The new approach could also handle the kind of noise that might be introduced as a message travels through space. In another analysis, the original Arecibo message’s width of 23 pixels stood out even when a quarter of the bits had been flipped from 1 to 0 or vice versa.
“This paper is quite exciting, because what we have shown is that if you have a piece of information that is not completely random, then it actually encodes the original space in which it was intended,” Zenil says. In other words, the message tells you its own geometry. He notes that in Carl Sagan’s sci-fi novel Contact, and the movie based on it, the characters spend a lot of time figuring out that a message received from aliens is in three dimensions (specifically a video). “If you have our tools, you would solve that problem in seconds and with no human intervention.”

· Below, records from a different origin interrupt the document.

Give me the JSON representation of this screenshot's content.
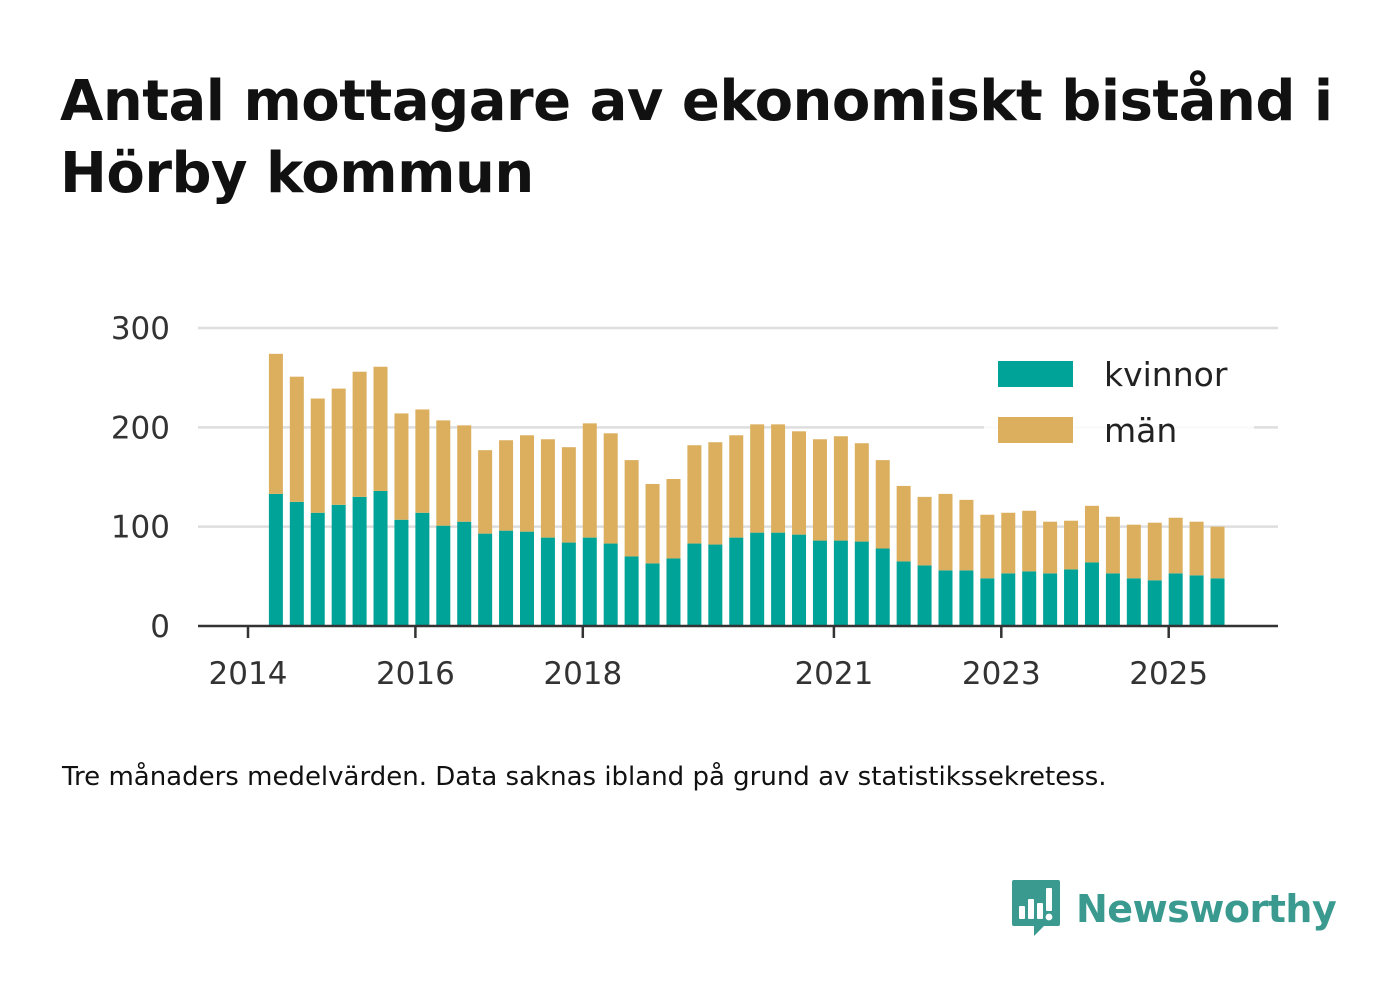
{
  "title": "Antal mottagare av ekonomiskt bistånd i Hörby kommun",
  "caption": "Tre månaders medelvärden. Data saknas ibland på grund av statistikssekretess.",
  "brand": {
    "name": "Newsworthy",
    "icon": "bar-chart-speech-bubble-icon",
    "color": "#3a9a90"
  },
  "chart_data": {
    "type": "bar",
    "stacked": true,
    "title": "",
    "xlabel": "",
    "ylabel": "",
    "ylim": [
      0,
      300
    ],
    "yticks": [
      0,
      100,
      200,
      300
    ],
    "xticks": [
      {
        "label": "2014",
        "x": "2014-01"
      },
      {
        "label": "2016",
        "x": "2016-01"
      },
      {
        "label": "2018",
        "x": "2018-01"
      },
      {
        "label": "2021",
        "x": "2021-01"
      },
      {
        "label": "2023",
        "x": "2023-01"
      },
      {
        "label": "2025",
        "x": "2025-01"
      }
    ],
    "grid": true,
    "legend_position": "top-right",
    "categories": [
      "2014-05",
      "2014-08",
      "2014-11",
      "2015-02",
      "2015-05",
      "2015-08",
      "2015-11",
      "2016-02",
      "2016-05",
      "2016-08",
      "2016-11",
      "2017-02",
      "2017-05",
      "2017-08",
      "2017-11",
      "2018-02",
      "2018-05",
      "2018-08",
      "2018-11",
      "2019-02",
      "2019-05",
      "2019-08",
      "2019-11",
      "2020-02",
      "2020-05",
      "2020-08",
      "2020-11",
      "2021-02",
      "2021-05",
      "2021-08",
      "2021-11",
      "2022-02",
      "2022-05",
      "2022-08",
      "2022-11",
      "2023-02",
      "2023-05",
      "2023-08",
      "2023-11",
      "2024-02",
      "2024-05",
      "2024-08",
      "2024-11",
      "2025-02",
      "2025-05",
      "2025-08"
    ],
    "series": [
      {
        "name": "kvinnor",
        "color": "#00a398",
        "values": [
          133,
          125,
          114,
          122,
          130,
          136,
          107,
          114,
          101,
          105,
          93,
          96,
          95,
          89,
          84,
          89,
          83,
          70,
          63,
          68,
          83,
          82,
          89,
          94,
          94,
          92,
          86,
          86,
          85,
          78,
          65,
          61,
          56,
          56,
          48,
          53,
          55,
          53,
          57,
          64,
          53,
          48,
          46,
          53,
          51,
          48
        ]
      },
      {
        "name": "män",
        "color": "#dbaf5e",
        "values": [
          141,
          126,
          115,
          117,
          126,
          125,
          107,
          104,
          106,
          97,
          84,
          91,
          97,
          99,
          96,
          115,
          111,
          97,
          80,
          80,
          99,
          103,
          103,
          109,
          109,
          104,
          102,
          105,
          99,
          89,
          76,
          69,
          77,
          71,
          64,
          61,
          61,
          52,
          49,
          57,
          57,
          54,
          58,
          56,
          54,
          52
        ]
      }
    ]
  }
}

Even if aliens send a continuous signal rather than bits, he says, the method could help find the right sampling frequency for digitizing it. It would just add more configurations to try.
“What I like about it is that it’s a mathematically rigorous approach to characterizing a transmission,” McConnell says of the technique, which has not yet been peer reviewed. What’s more, “most of the people in the SETI community” — referring to the search for extraterrestrial intelligence — “focus on signal detection. They don’t tend to give a lot of thought to what would come after that.”
SETI researcher Douglas Vakoch, the president of METI International, a nonprofit that studies how we might message extraterrestrial intelligence, notes that the new approach frees prime numbers to serve a secondary purpose in parsing a message. “Instead of being a guide to discover the format, they can now be used to confirm that the decoders found the correct solution,” Vakoch wrote via email.
(“Primes are somehow very special in a mathematical sense,” Zenil notes, “because they can be thought of as a compressed version of the natural numbers.” But there are also other types of interesting numbers to choose from, many listed in the On-Line Encyclopedia of Integer Sequences.)
Of course, even if we could detect and format the message, we’d still need to interpret it correctly. Might a shape indicate an alien body, a spacecraft, an equation or a smudge?
Zenil notes that the approach has potential terrestrial applications, for instance in deciphering intercellular signaling. He’s also already used conceptually similar methods to identify important components in gene regulatory networks — if you perturb one part, does it make the overall system less intelligible? An algorithm that pieces together smaller algorithmic components in order to explain or predict data — this new method is just one way to do it — may also help us one day achieve artificial general intelligence, Zenil says. Such automated approaches don’t depend on human assumptions about the signal. That opens the door to discovering forms of intelligence that might think differently from our own.